VTE includes deep vein thrombosis (DVT) and pulmonary embolism (PE). Once anticoagulant therapy is stopped, up to 10% of people will experience a recurrence during the first year and up to 20% within three years.
“The FDA’s acceptance of our sNDA for priority review marks another important step toward a potential shift in how people with VTE are managed over time,” said Paul Burton, vice president of Medical Affairs at Janssen. “We are pleased the FDA sees the urgency in offering the choice of a 10mg dose of Xarelto or the currently approved 20mg dose. This will broaden the physician’s ability to customise treatment plans based on the needs of each patient.”
The FDA grants priority review to medicines that may offer significant improvements in the treatment, diagnosis or prevention of a serious condition. This designation shortens the review period to six months compared to 10 months for standard review. This accelerated review advances the FDA’s prescription drug user fee act target date to 28 October, 2017.

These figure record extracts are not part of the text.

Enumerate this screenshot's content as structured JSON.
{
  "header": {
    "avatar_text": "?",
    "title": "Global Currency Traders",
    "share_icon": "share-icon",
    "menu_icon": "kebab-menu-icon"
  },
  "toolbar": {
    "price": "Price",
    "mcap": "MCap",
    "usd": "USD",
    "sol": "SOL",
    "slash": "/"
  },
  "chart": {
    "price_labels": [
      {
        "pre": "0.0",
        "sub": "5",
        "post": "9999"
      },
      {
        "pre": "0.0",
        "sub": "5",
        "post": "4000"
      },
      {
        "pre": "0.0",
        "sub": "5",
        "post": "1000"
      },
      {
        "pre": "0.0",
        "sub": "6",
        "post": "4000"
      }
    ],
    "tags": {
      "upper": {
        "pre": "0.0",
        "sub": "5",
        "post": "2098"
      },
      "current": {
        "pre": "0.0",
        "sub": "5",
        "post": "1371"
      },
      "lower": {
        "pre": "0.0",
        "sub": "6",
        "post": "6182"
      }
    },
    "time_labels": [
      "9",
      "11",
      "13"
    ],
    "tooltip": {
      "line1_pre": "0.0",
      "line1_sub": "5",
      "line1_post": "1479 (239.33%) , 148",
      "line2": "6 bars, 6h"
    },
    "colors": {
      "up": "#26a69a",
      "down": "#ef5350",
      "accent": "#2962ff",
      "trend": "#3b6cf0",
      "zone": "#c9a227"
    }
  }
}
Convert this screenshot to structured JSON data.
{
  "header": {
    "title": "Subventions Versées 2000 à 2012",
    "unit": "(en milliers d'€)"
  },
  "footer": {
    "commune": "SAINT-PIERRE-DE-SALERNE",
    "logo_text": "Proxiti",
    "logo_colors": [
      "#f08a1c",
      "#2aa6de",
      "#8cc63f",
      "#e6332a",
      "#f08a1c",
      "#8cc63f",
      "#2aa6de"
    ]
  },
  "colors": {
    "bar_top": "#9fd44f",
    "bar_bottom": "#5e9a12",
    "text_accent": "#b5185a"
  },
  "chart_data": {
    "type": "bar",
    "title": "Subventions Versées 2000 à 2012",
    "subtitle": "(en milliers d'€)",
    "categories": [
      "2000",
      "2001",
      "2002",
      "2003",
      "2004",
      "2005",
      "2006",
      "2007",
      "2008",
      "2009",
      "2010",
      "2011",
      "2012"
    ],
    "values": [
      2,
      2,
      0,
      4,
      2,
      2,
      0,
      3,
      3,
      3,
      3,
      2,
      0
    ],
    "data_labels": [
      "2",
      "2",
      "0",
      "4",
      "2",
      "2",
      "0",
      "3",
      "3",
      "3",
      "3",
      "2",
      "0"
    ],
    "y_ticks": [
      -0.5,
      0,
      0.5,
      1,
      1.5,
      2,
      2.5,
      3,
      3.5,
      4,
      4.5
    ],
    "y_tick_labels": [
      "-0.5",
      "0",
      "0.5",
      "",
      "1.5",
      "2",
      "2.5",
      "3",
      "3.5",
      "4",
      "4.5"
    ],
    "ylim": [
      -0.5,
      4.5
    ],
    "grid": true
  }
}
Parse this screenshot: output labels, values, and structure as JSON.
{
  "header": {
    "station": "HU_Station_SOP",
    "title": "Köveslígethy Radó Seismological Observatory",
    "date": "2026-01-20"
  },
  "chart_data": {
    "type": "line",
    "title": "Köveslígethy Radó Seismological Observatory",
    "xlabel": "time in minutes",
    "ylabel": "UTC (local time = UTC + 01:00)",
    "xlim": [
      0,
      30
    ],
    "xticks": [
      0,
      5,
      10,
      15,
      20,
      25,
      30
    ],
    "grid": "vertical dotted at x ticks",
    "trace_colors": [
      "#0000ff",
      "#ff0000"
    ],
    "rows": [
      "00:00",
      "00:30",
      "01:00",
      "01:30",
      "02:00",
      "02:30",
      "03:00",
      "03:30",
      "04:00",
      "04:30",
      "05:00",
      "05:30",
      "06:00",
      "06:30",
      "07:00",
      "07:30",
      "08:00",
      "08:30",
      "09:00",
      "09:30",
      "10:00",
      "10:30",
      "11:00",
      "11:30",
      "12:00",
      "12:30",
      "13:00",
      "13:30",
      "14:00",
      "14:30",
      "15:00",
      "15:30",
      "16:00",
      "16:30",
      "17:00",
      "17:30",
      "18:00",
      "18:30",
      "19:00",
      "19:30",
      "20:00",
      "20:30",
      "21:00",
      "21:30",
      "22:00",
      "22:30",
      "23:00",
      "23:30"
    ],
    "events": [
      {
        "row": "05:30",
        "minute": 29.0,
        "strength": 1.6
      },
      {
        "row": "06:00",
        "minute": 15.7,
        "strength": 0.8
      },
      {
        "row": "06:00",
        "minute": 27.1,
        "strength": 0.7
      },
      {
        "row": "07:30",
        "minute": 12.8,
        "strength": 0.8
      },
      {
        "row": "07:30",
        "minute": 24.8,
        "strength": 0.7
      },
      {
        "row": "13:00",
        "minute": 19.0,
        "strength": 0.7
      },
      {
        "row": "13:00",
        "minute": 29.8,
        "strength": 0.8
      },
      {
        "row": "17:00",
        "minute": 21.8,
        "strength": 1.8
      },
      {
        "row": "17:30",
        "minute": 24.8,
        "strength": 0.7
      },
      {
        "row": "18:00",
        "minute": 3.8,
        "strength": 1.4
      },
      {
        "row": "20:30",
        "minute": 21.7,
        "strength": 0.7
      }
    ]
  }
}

Data from the EINSTEIN CHOICE study support this sNDA. This phase 3, global, randomised, double-blind, superiority study met its primary efficacy endpoint, finding both Xarelto doses (10mg and 20mg) to be superior to aspirin in reducing the risk of recurrent VTE following at least six months of standard anticoagulation therapy. Specifically, Xarelto 10mg reduced the risk of recurrent VTE by 74% and Xarelto 20mg by 66%. All three treatment groups had low rates of major bleeding.
Xarelto currently has six indications approved by the FDA, including the treatment of VTE (15mg twice daily for the first 21 days followed by 20mg once daily for the remainder of treatment), and reduction in the risk of recurrent VTE (20mg once daily).